Clinical Trial Details
— Status: Completed
Administrative data
NCT number |
NCT05161338 |
Other study ID # |
2110-VLC-095-EL |
Secondary ID |
|
Status |
Completed |
Phase |
N/A
|
First received |
|
Last updated |
|
Start date |
February 15, 2022 |
Est. completion date |
April 30, 2023 |
Study information
Verified date |
October 2023 |
Source |
Instituto Valenciano de Infertilidad, IVI VALENCIA |
Contact |
n/a |
Is FDA regulated |
No |
Health authority |
|
Study type |
Interventional
|
Clinical Trial Summary
Is already demonstrated that around 30% of patients undergoing an artificial cycle with
vaginal progesterone do not reach a minimum threshold value of serum progesterone levels on
the day of embryo transfer. Women with serum progesterone levels below this threshold have
20% lower ongoing pregnancy and live birth rates, decreasing their chances of success.
However, the cause of this high heterogeneity in exogenous vaginal progesterone absorption
among our patients remains unknown. It has been suggested that vaginal microbiome, and
vaginal pH (due to its impact in microbiota growth), may explain the differences in vaginal
progesterone absorption. The aim of the present pilot study is to assess if certain vaginal
conditions, such as its microbiome status or its pH level, might affect vaginal progesterone
absorption (measured by serum progesterone levels) and, in turn, the chances of success. In
order to evaluate it, a prospective cohort unicentric study will be conducted in IVI RMA
Valencia (Spain). Infertile patients undergoing an embryo transfer in the context of an
artificial cycle when using vaginal progesterone will be recruited. Serum progesterone and
estradiol levels, microbiome genetic analysis in vaginal samples and vaginal pH will be
measured both on the embryo transfer-scheduling day and on the embryo transfer day.
Description:
Currently, as part of routine clinical practice serum progesterone levels were meassured of
women undergoing an ET in the context of an artificial cycle. These blood tests are usually
performed around 2 hours before ET, thus results are available before their departure of the
clinic. In the event of detecting low serum progesterone levels, an extra dose of exogenous
subcutaneous progesterone is given for LPS.
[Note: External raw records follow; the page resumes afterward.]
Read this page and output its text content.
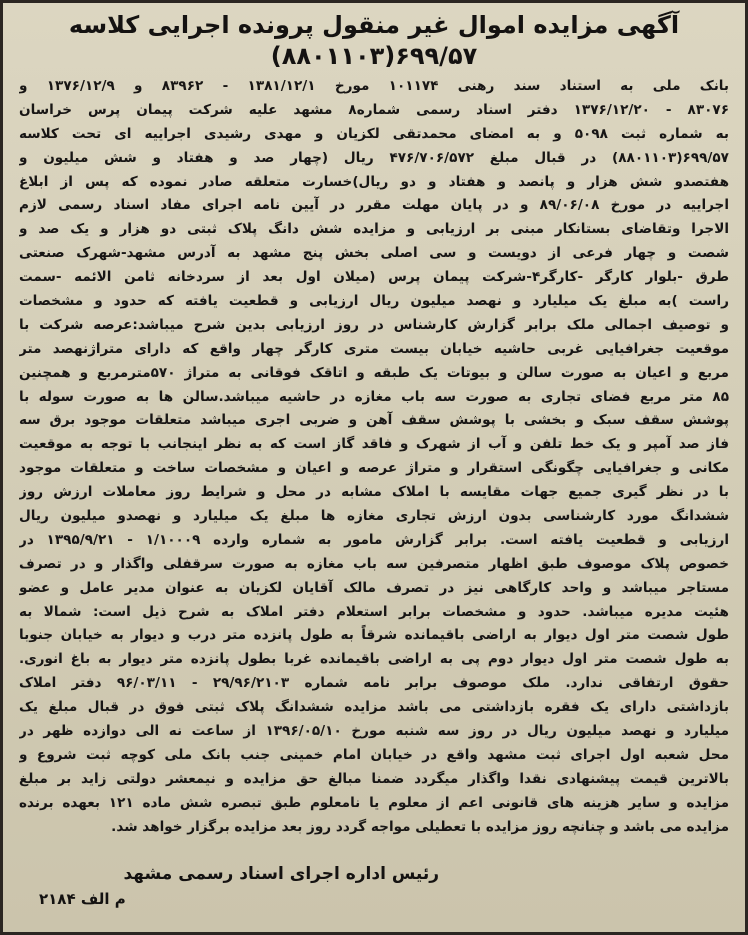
آگهی مزایده اموال غیر منقول پرونده اجرایی کلاسه
(۸۸۰۱۱۰۳)۶۹۹/۵۷
بانک ملی به استناد سند رهنی ۱۰۱۱۷۴ مورخ ۱۳۸۱/۱۲/۱ - ۸۳۹۶۲ و ۱۳۷۶/۱۲/۹ و
۸۳۰۷۶ - ۱۳۷۶/۱۲/۲۰ دفتر اسناد رسمی شماره۸ مشهد علیه شرکت پیمان پرس خراسان
به شماره ثبت ۵۰۹۸ و به امضای محمدتقی لکزیان و مهدی رشیدی اجراییه ای تحت کلاسه
۶۹۹/۵۷(۸۸۰۱۱۰۳) در قبال مبلغ ۴۷۶/۷۰۶/۵۷۲ ریال (چهار صد و هفتاد و شش میلیون و
هفتصدو شش هزار و پانصد و هفتاد و دو ریال)خسارت متعلقه صادر نموده که پس از ابلاغ
اجراییه در مورخ ۸۹/۰۶/۰۸ و در پایان مهلت مقرر در آیین نامه اجرای مفاد اسناد رسمی لازم
الاجرا وتقاضای بستانکار مبنی بر ارزیابی و مزایده شش دانگ پلاک ثبتی دو هزار و یک صد و
شصت و چهار فرعی از دویست و سی اصلی بخش پنج مشهد به آدرس مشهد-شهرک صنعتی
طرق -بلوار کارگر -کارگر۴-شرکت پیمان پرس (میلان اول بعد از سردخانه ثامن الائمه -سمت
راست )به مبلغ یک میلیارد و نهصد میلیون ریال ارزیابی و قطعیت یافته که حدود و مشخصات
و توصیف اجمالی ملک برابر گزارش کارشناس در روز ارزیابی بدین شرح میباشد:عرصه شرکت با
موقعیت جغرافیایی غربی حاشیه خیابان بیست متری کارگر چهار واقع که دارای متراژنهصد متر
مربع و اعیان به صورت سالن و بیوتات یک طبقه و اتاقک فوقانی به متراژ ۵۷۰مترمربع و همچنین
۸۵ متر مربع فضای تجاری به صورت سه باب مغازه در حاشیه میباشد.سالن ها به صورت سوله با
پوشش سقف سبک و بخشی با پوشش سقف آهن و ضربی اجری میباشد متعلقات موجود برق سه
فاز صد آمپر و یک خط تلفن و آب از شهرک و فاقد گاز است که به نظر اینجانب با توجه به موقعیت
مکانی و جغرافیایی چگونگی استقرار و متراژ عرصه و اعیان و مشخصات ساخت و متعلقات موجود
با در نظر گیری جمیع جهات مقایسه با املاک مشابه در محل و شرایط روز معاملات ارزش روز
ششدانگ مورد کارشناسی بدون ارزش تجاری مغازه ها مبلغ یک میلیارد و نهصدو میلیون ریال
ارزیابی و قطعیت یافته است. برابر گزارش مامور به شماره وارده ۱/۱۰۰۰۹ - ۱۳۹۵/۹/۲۱ در
خصوص پلاک موصوف طبق اظهار متصرفین سه باب مغازه به صورت سرقفلی واگذار و در تصرف
مستاجر میباشد و واحد کارگاهی نیز در تصرف مالک آقایان لکزیان به عنوان مدیر عامل و عضو
هئیت مدیره میباشد. حدود و مشخصات برابر استعلام دفتر املاک به شرح ذیل است: شمالا به
طول شصت متر اول دیوار به اراضی باقیمانده شرقاً به طول پانزده متر درب و دیوار به خیابان جنوبا
به طول شصت متر اول دیوار دوم پی به اراضی باقیمانده غربا بطول پانزده متر دیوار به باغ انوری.
حقوق ارتفاقی ندارد. ملک موصوف برابر نامه شماره ۲۹/۹۶/۲۱۰۳ - ۹۶/۰۳/۱۱ دفتر املاک
بازداشتی دارای یک فقره بازداشتی می باشد مزایده ششدانگ پلاک ثبتی فوق در قبال مبلغ یک
میلیارد و نهصد میلیون ریال در روز سه شنبه مورخ ۱۳۹۶/۰۵/۱۰ از ساعت نه الی دوازده ظهر در
محل شعبه اول اجرای ثبت مشهد واقع در خیابان امام خمینی جنب بانک ملی کوچه ثبت شروع و
بالاترین قیمت پیشنهادی نقدا واگذار میگردد ضمنا مبالغ حق مزایده و نیمعشر دولتی زاید بر مبلغ
مزایده و سایر هزینه های قانونی اعم از معلوم یا نامعلوم طبق تبصره شش ماده ۱۲۱ بعهده برنده
مزایده می باشد و چنانچه روز مزایده با تعطیلی مواجه گردد روز بعد مزایده برگزار خواهد شد.
رئیس اداره اجرای اسناد رسمی مشهد
م الف ۲۱۸۴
There is not knowing about the reason of this heterogeneity in progesterone absorption, and
one plausible hypothesis is vaginal microbiome. In the event of proving a significant
association between vaginal microbiome and serum progesterone levels on the day of ET, and in
particular if these levels are below or above the delimited threshold, it would be possible
to individualize LPS in several patients in a more direct manner.
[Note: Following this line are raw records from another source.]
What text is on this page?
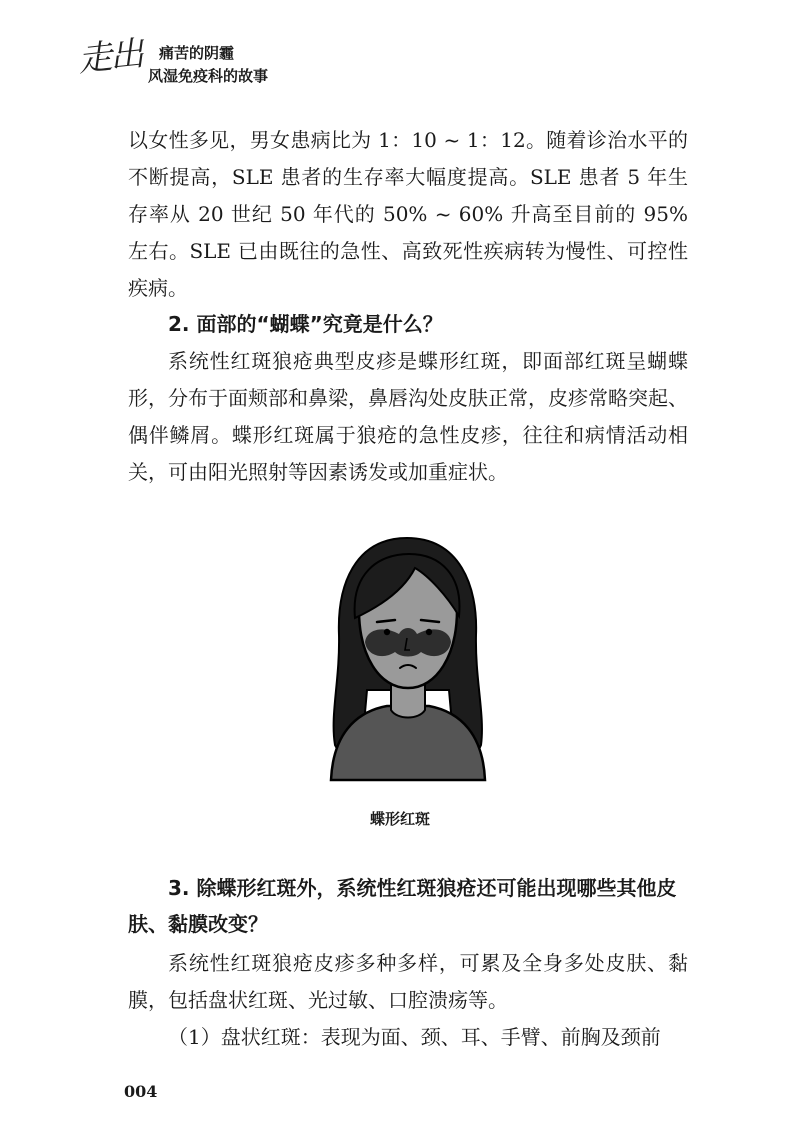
走出 痛苦的阴霾
风湿免疫科的故事
以女性多见，男女患病比为 1：10 ~ 1：12。随着诊治水平的不断提高，SLE 患者的生存率大幅度提高。SLE 患者 5 年生存率从 20 世纪 50 年代的 50% ~ 60% 升高至目前的 95% 左右。SLE 已由既往的急性、高致死性疾病转为慢性、可控性疾病。
2. 面部的“蝴蝶”究竟是什么？
系统性红斑狼疮典型皮疹是蝶形红斑，即面部红斑呈蝴蝶形，分布于面颊部和鼻梁，鼻唇沟处皮肤正常，皮疹常略突起、偶伴鳞屑。蝶形红斑属于狼疮的急性皮疹，往往和病情活动相关，可由阳光照射等因素诱发或加重症状。
蝶形红斑
3. 除蝶形红斑外，系统性红斑狼疮还可能出现哪些其他皮肤、黏膜改变？
系统性红斑狼疮皮疹多种多样，可累及全身多处皮肤、黏膜，包括盘状红斑、光过敏、口腔溃疡等。
（1）盘状红斑：表现为面、颈、耳、手臂、前胸及颈前
004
It is true that our current clinical practice, giving subcutaneous progesterone, is capable
of equaling OPR of women with serum progesterone levels below 8.8 ng/ml on the ET day to
those with values above this threshold applying the exact same approach to all patients. This
study could be the next step towards an iLPS, to know the reason of the lower progesterone
levels, and treat it directly, instead of moving to the need of a daily injection of
progesterone which is costly and not patient friendly. Furthermore, vaginal microbiome may
also have an impact in the subsequent OPR, even though serum progesterone levels were over
8.8 ng/ml. If this is the case, the analisys in advance the patient's vaginal microbiome will
allow to treat the patient accordingly in order to increase the results of the ART treatment.